Professor Deborah Bronk will use a rotary evaporator or “rotovap” donated by Altria to process samples in her ongoing studies of how nitrogen within effluents from local wastewater treatment plants breaks down or persists once released to the environment. Reduction of nitrogen inputs is one of the main goals of the pollution diet or “Total Maximum Daily Loads,” now being developed and applied in the Chesapeake Bay watershed to improve Bay health.
Assistant Professor Aaron Beck and graduate student Alison O’Connor will use a donated “zetasizer” to study how the mixing of salty and fresh groundwater affects the size and surface charge of colloidal particles. This knowledge will help better understand and predict the role that groundwater plays in the movement of nutrients and contaminants into and out of Chesapeake Bay. Nutrient-fueled growth of algae and other phytoplankton is one of the Bay’s most pressing issues, giving rise to harmful algal blooms, low-oxygen “dead zones,” and other water-quality issues.
Newly arrived professors Andrew Wargo and B.K. Song plan to use their equipment to support the start-up of their research programs at VIMS. Wargo arrived at VIMS in October from a joint post-doctoral fellowship at the University of Washington and the Western Fisheries Research Center. He received his Ph.D. in Biological Sciences from the University of Edinburgh in Scotland. Song arrived at VIMS this month from the University of North Carolina at Wilmington. He received his Ph.D. in Environmental Science from Rutgers University.

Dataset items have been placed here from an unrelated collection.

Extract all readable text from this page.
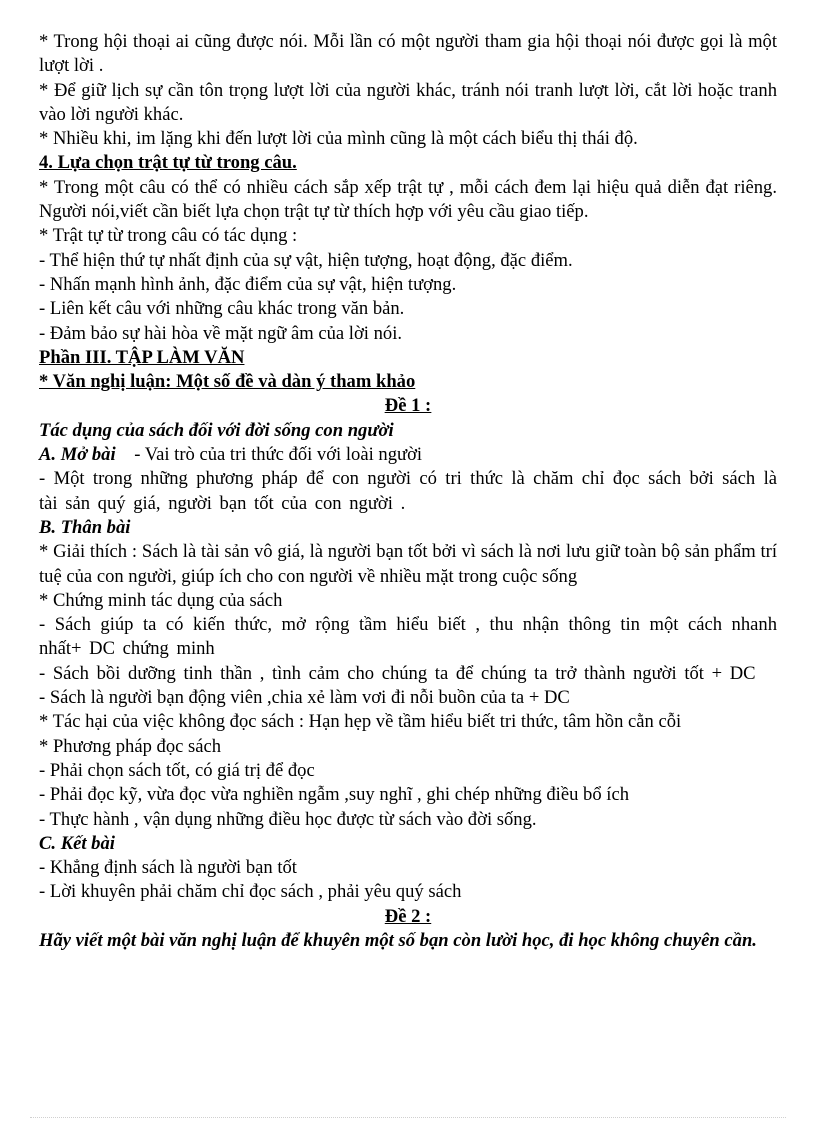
* Trong hội thoại ai cũng được nói. Mỗi lần có một người tham gia hội thoại nói được gọi là một lượt lời .

* Để giữ lịch sự cần tôn trọng lượt lời của người khác, tránh nói tranh lượt lời, cắt lời hoặc tranh vào lời người khác.

* Nhiều khi, im lặng khi đến lượt lời của mình cũng là một cách biểu thị thái độ.

4. Lựa chọn trật tự từ trong câu.

* Trong một câu có thể có nhiều cách sắp xếp trật tự , mỗi cách đem lại hiệu quả diễn đạt riêng. Người nói,viết cần biết lựa chọn trật tự từ thích hợp với yêu cầu giao tiếp.

* Trật tự từ trong câu có tác dụng :

- Thể hiện thứ tự nhất định của sự vật, hiện tượng, hoạt động, đặc điểm.

- Nhấn mạnh hình ảnh, đặc điểm của sự vật, hiện tượng.

- Liên kết câu với những câu khác trong văn bản.

- Đảm bảo sự hài hòa về mặt ngữ âm của lời nói.

Phần III. TẬP LÀM VĂN

* Văn nghị luận: Một số đề và dàn ý tham khảo

Đề 1 :

Tác dụng của sách đối với đời sống con người

A. Mở bài - Vai trò của tri thức đối với loài người

- Một trong những phương pháp để con người có tri thức là chăm chỉ đọc sách bởi sách là tài sản quý giá, người bạn tốt của con người .

B. Thân bài

* Giải thích : Sách là tài sản vô giá, là người bạn tốt bởi vì sách là nơi lưu giữ toàn bộ sản phẩm trí tuệ của con người, giúp ích cho con người về nhiều mặt trong cuộc sống

* Chứng minh tác dụng của sách

- Sách giúp ta có kiến thức, mở rộng tầm hiểu biết , thu nhận thông tin một cách nhanh nhất+ DC chứng minh

- Sách bồi dưỡng tinh thần , tình cảm cho chúng ta để chúng ta trở thành người tốt + DC

- Sách là người bạn động viên ,chia xẻ làm vơi đi nỗi buồn của ta + DC

* Tác hại của việc không đọc sách : Hạn hẹp về tầm hiểu biết tri thức, tâm hồn cằn cỗi

* Phương pháp đọc sách

- Phải chọn sách tốt, có giá trị để đọc

- Phải đọc kỹ, vừa đọc vừa nghiền ngẫm ,suy nghĩ , ghi chép những điều bổ ích

- Thực hành , vận dụng những điều học được từ sách vào đời sống.

C. Kết bài

- Khẳng định sách là người bạn tốt

- Lời khuyên phải chăm chỉ đọc sách , phải yêu quý sách

Đề 2 :

Hãy viết một bài văn nghị luận để khuyên một số bạn còn lười học, đi học không chuyên cần.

Wargo, a microbiologist, will use the instruments donated by Altria—including a 37° incubator, a centrifuge, and a tissue-culture hood—to support his research into the ecology and evolution of infectious diseases among fishes of the salmon family, with a focus on rainbow trout. His work has implications for managing viral diseases both within fish farms and in hatchery stocking programs.

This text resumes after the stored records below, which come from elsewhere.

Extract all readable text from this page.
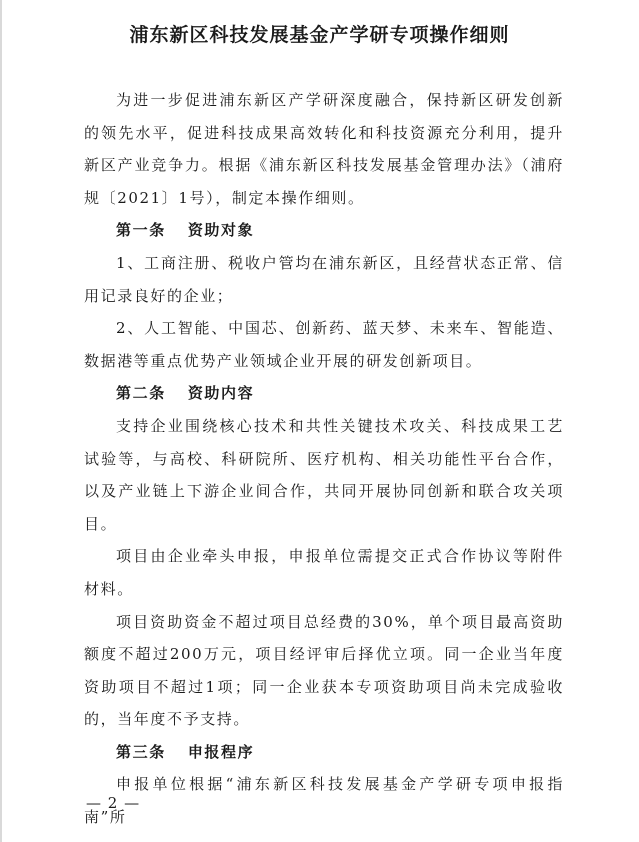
浦东新区科技发展基金产学研专项操作细则

为进一步促进浦东新区产学研深度融合，保持新区研发创新的领先水平，促进科技成果高效转化和科技资源充分利用，提升新区产业竞争力。根据《浦东新区科技发展基金管理办法》（浦府规〔2021〕1号），制定本操作细则。

第一条 资助对象

1、工商注册、税收户管均在浦东新区，且经营状态正常、信用记录良好的企业；

2、人工智能、中国芯、创新药、蓝天梦、未来车、智能造、数据港等重点优势产业领域企业开展的研发创新项目。

第二条 资助内容

支持企业围绕核心技术和共性关键技术攻关、科技成果工艺试验等，与高校、科研院所、医疗机构、相关功能性平台合作，以及产业链上下游企业间合作，共同开展协同创新和联合攻关项目。

项目由企业牵头申报，申报单位需提交正式合作协议等附件材料。

项目资助资金不超过项目总经费的30%，单个项目最高资助额度不超过200万元，项目经评审后择优立项。同一企业当年度资助项目不超过1项；同一企业获本专项资助项目尚未完成验收的，当年度不予支持。

第三条 申报程序

申报单位根据“浦东新区科技发展基金产学研专项申报指南”所

— 2 —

Song will use Altria’s donated equipment to advance his studies of the role that oysters play in the cycling of nitrogen within shallow-water habitats. Song arrives at VIMS with a grant from the National Science Foundation to investigate how nitrogen cycling by oysters and oyster reefs impacts the net health of coastal ecosystems. Oyster reefs are known to remove excess nitrogen from the waters they inhabit, but that benefit may be tempered by their production of nitrous oxide, a potent greenhouse gas.
VIMS Dean and Director John Wells says “Altria’s in-kind gifts are greatly appreciated both by VIMS as a whole and by our individual researchers and students. Their generous support helps us continue our mission of research, education, and advisory service to the Commonwealth and nation.”